Orang yang paling susah ketika merantau adalah orang yang sangat pemilih di dalam urusan makanan.

Jangankan berbeda negara, berbeda kota di dalam satu provinsi saja bisa menjadi masalah.
Memilih makanan seperti memilih jodoh saja. Hehehe.
Masalah ini aku alami sendiri ketika pertama kali merantau ke Cilegon.
Culture shock pertama ketika merantau biasanya diawali dengan makanan. Bukan hanya jenisnya, tapi kebiasaan juga.
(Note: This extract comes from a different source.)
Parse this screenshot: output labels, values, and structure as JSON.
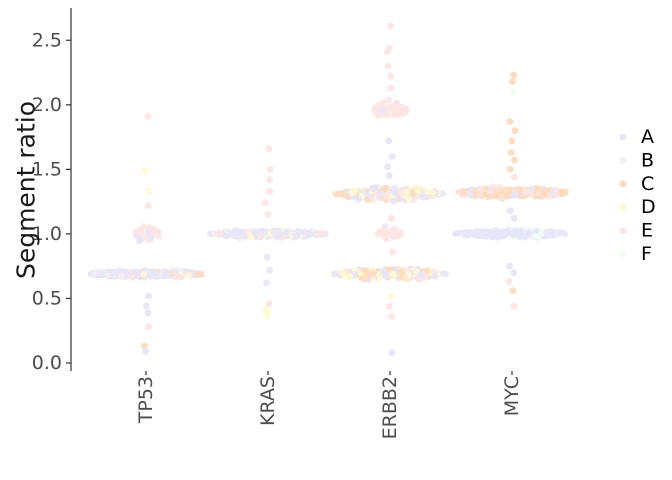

Aku tergolong “pemakan segala”, tapi sempat kaget juga ketika pertama kali merantau dari Bandung ke Cilegon. Ada beberapa cita rasa kuliner dan gaya yang sangat berbeda dengan kuliner di Bandung.
Di Cilegon atau daerah banten pada umumnya, Bubur Ayam hampir selalu bersanding dengan kata “Cirebon”.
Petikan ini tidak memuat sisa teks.